Thompson told the transport select committee on Wednesday that despite the current estimate being upwards of £56.6bn, the first phase of the high-speed rail project could add “between £8bn to £12bn,” suggesting the current prices are outdated.
Estimates have continued to rise over the past decade, with the forecast being just £19.4bn in 2013, according to reports in the Guardian.
However, the outlet reported that the latest change comes because the current £56.6bn forecast represents 2019 prices, neglecting the jump in inflation that followed the pandemic and Russia’s invasion of Ukraine.
Thompson told MPs: “If you brought the estimate for 2019 prices up to 2023-24 prices, you’d be adding somewhere between £8bn and £10bn further.

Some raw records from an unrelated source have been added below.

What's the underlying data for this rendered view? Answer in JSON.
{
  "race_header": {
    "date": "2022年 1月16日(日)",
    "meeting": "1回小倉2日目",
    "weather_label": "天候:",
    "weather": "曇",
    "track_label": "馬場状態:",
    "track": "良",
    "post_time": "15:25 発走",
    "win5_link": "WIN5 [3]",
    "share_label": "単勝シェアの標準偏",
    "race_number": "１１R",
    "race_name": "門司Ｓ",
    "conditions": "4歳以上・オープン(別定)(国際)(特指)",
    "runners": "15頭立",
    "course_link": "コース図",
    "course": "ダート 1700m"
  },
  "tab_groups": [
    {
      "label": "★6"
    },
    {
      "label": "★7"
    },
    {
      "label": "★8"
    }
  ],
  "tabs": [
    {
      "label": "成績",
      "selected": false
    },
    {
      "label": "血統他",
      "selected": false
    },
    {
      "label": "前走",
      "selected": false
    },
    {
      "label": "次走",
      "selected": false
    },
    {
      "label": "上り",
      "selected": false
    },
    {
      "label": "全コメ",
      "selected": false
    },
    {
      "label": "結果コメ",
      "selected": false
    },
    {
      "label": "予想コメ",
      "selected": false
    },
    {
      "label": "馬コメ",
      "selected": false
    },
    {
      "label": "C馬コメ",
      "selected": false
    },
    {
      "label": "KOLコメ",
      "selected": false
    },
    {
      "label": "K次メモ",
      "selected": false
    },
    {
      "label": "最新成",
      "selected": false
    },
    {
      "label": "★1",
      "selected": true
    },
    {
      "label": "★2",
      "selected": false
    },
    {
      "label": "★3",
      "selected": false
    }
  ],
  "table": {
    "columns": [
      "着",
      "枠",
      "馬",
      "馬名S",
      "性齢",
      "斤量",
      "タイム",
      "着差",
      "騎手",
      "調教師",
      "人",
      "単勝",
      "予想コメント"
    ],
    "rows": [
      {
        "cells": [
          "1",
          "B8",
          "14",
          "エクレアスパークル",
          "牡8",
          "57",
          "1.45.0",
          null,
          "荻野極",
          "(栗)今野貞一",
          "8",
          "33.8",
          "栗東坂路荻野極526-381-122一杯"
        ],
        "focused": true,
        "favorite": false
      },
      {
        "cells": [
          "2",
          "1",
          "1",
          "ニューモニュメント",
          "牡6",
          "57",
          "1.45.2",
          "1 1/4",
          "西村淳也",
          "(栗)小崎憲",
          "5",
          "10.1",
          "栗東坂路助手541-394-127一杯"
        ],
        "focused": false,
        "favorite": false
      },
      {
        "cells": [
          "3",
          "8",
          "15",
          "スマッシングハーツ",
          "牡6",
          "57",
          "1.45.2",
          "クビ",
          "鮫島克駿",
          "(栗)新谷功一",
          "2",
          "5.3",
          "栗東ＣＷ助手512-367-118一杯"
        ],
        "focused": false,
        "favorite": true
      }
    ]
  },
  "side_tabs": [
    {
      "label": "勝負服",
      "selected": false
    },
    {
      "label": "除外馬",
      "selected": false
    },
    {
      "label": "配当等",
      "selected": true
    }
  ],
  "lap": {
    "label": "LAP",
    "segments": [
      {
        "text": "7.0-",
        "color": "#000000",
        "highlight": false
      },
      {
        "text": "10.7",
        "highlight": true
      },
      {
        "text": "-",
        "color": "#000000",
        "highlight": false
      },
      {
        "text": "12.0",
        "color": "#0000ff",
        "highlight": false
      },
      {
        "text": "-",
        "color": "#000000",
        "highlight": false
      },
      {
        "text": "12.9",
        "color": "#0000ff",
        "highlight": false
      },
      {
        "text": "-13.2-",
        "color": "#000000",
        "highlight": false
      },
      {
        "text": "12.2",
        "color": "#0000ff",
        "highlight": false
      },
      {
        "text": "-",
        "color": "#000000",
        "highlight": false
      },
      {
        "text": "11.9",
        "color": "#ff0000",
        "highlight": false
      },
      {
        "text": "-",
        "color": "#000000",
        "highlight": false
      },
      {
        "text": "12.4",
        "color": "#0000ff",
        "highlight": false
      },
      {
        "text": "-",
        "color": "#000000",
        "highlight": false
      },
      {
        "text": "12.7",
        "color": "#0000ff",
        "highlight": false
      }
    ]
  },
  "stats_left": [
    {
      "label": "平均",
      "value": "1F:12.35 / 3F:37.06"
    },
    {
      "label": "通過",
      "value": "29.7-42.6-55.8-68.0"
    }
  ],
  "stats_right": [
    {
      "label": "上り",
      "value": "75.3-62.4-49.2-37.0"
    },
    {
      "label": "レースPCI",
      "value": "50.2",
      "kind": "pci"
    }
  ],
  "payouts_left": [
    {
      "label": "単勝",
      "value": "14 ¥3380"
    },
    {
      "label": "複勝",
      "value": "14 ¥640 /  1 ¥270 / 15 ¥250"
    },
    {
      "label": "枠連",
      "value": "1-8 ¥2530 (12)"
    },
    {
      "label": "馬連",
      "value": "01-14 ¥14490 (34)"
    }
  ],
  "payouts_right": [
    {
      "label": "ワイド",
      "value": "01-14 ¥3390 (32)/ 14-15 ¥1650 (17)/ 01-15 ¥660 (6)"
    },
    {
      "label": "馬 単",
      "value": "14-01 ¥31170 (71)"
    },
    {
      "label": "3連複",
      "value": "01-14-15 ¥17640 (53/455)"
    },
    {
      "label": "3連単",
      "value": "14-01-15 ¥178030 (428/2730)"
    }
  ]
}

Construction inflation over the last three years has been 27 per cent … steel has risen by 47 per cent, rebar 53 per cent, concrete 48 per cent, and so on.”
Recent cost concerns were cited in October, when Rishi Sunak announced he would be sacking plans for the HS2 line north of Birmingham.
Current government policies only update prices for large infrastructure projects during spending reviews, the outlet said, meaning the costs for HS2 phase one is still tied to September 2019.
Criticising the process, the outlet said Thompson referred to the “burden” as a “significant administrative faff”.
Louise Haigh MP, Labour’s shadow transport secretary, placed the blame on Rishi Sunak’s “weak leadership and mismanagement of HS2.”
“As chief secretary, Chancellor and now PM Rishi Sunak has allowed costs to soar and public money go down the drain.
She said Labour “launched an independent expert review of transport infrastructure to learn lessons from this shambles, and we will work with our mayors and the rail industry to develop a credible infrastructure plan that can be delivered on time and to budget within our fiscal rules.”